So many factors at work.
First, I think teams do have letdowns. Definitely on the preparation side, which in sports played at this level makes a huge difference. Teams "play down" to the competition all the time. Better preparation, better leadership, better whatever could fix this, but there's a reason that there's more to coaching at this level than just recruiting.
Second, I think teams get behind early and fall apart. This happens at all levels of sport (and life, frankly). This is more likely to happen if the team already feels like it isn't getting its due, which is part of the letdown dynamic. To Cincy's point about teams losing when they are favored, it doesn't mean they shouldn't have been favored, it just means they lost. Again, Purdue shouldn't have crushed Ohio State--a 1-loss, Rose Bowl winner--but it did. The ball starts rolling and sometimes it doesn't stop.
This goes to the "they showed up to play" issue. Yes, when the lights go on, they run out of the tunnel, and they line up for the first play, they are jacked and ready to go. But when they are all of the sudden--unexpectedly--down two scores, they remember the feeling of loss from the last game, they don't get a call they really wanted, and they have another turnover, players--and teams--absolutely do fall apart. Not all teams, not all the time, but this is a team dynamic. Good leadership prevents that--so Georgia and Washington fought back into games that looked too far gone (they still lost, but they went down swinging); Miami imploded against Wisconsin. Was 7-5 Wisconsin that much better? A team that lost at home to BYU and was kicked around at home by Minnesota? No.
Third, many of these teams were overrated going into that game they lost. The 2006 Big Ten teams appeared to be overrated. If I remember correctly, USC smoked Michigan and Florida smoked Ohio State in the MNC game. Maybe neither deserved the 1 or 2 ranking they had when they played each other. Wisconsin had 1 loss that season and took all it could muster to beat a one-dimensional, good-but-not-great Arkansas team in the Capital One Bowl. Maybe the Big Ten just wasn't that big that year, which inflated both Michigan and OSU's rankings. Maybe the Pac-10 (USC, Oregon State, and UCLA) and the SEC (Florida, LSU, and Auburn) were. Kansas State and UCLA in 1998 are other good examples. They lost those games because they weren't elite teams, despite their rankings.

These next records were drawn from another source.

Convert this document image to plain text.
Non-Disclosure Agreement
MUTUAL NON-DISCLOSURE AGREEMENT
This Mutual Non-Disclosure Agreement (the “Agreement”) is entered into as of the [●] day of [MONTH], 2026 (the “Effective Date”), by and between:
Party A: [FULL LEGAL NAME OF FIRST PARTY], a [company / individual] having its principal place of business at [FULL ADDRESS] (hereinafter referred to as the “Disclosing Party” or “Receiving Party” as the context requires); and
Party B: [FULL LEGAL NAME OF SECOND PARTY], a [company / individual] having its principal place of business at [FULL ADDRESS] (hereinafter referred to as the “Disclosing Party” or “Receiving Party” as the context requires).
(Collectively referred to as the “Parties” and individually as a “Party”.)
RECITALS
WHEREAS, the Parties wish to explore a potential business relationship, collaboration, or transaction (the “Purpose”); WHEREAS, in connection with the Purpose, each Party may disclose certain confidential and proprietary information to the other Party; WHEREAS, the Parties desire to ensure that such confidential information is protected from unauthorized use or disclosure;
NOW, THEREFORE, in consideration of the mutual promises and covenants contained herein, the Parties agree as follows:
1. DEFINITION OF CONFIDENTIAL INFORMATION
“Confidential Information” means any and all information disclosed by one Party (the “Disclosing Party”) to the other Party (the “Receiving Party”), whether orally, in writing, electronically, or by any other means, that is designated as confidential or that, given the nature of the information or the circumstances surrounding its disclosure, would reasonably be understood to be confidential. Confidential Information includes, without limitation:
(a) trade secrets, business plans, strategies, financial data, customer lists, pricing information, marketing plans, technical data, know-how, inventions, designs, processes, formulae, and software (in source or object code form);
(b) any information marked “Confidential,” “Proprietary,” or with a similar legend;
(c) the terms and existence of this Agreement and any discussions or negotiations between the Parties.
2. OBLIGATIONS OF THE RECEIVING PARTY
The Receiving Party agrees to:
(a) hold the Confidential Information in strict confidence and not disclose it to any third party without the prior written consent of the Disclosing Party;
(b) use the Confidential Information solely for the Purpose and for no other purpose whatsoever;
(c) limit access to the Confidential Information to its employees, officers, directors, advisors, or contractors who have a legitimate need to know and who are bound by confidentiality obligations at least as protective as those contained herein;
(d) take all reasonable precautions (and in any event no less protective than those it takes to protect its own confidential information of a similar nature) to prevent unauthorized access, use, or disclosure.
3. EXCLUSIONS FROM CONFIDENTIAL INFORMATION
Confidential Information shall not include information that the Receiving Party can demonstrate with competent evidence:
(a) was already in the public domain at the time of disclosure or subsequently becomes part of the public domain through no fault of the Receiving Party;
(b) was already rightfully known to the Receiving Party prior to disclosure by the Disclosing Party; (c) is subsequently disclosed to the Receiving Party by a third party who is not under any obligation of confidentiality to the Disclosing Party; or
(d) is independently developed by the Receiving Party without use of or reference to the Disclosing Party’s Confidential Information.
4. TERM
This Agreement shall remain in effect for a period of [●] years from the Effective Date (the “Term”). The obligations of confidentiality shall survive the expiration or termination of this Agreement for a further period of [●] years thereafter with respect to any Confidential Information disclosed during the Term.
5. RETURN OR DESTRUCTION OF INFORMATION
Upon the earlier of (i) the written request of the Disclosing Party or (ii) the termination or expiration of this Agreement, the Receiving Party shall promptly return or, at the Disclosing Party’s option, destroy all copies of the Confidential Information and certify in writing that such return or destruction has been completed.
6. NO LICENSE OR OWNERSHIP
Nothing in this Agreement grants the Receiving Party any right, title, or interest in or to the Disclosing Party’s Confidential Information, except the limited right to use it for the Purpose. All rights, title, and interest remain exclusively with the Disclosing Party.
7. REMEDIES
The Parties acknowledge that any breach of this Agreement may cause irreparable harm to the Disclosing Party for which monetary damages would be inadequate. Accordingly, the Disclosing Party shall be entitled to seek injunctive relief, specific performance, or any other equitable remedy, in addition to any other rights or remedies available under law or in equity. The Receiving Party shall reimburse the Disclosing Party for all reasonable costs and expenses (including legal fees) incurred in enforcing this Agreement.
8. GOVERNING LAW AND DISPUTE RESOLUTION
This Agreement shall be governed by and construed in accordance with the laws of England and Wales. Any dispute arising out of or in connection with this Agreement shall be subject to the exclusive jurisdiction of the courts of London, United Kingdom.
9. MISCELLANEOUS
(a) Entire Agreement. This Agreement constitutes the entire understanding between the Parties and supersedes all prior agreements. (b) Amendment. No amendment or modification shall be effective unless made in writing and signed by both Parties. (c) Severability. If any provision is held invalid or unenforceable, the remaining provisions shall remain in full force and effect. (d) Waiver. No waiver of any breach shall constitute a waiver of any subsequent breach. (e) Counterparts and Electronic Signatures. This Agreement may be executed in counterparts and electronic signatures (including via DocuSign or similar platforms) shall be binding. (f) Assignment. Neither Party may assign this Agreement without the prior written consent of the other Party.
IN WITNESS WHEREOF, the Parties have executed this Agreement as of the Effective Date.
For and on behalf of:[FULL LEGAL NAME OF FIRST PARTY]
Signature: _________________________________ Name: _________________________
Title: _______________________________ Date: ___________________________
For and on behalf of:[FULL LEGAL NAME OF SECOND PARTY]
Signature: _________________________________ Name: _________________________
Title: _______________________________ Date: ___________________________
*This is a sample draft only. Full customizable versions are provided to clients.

Fourth, as already noted, these are often among the best teams each of these teams played all season, so it isn't surprising that they are tough outs.
And finally, some teams are better week-to-week in the regular season, others have coaching staffs that are really good at preparing for bowl games. Bret Bielema fielded better teams week-to-week; Barry Alvarez coached them up for bowl games. They aren't the same.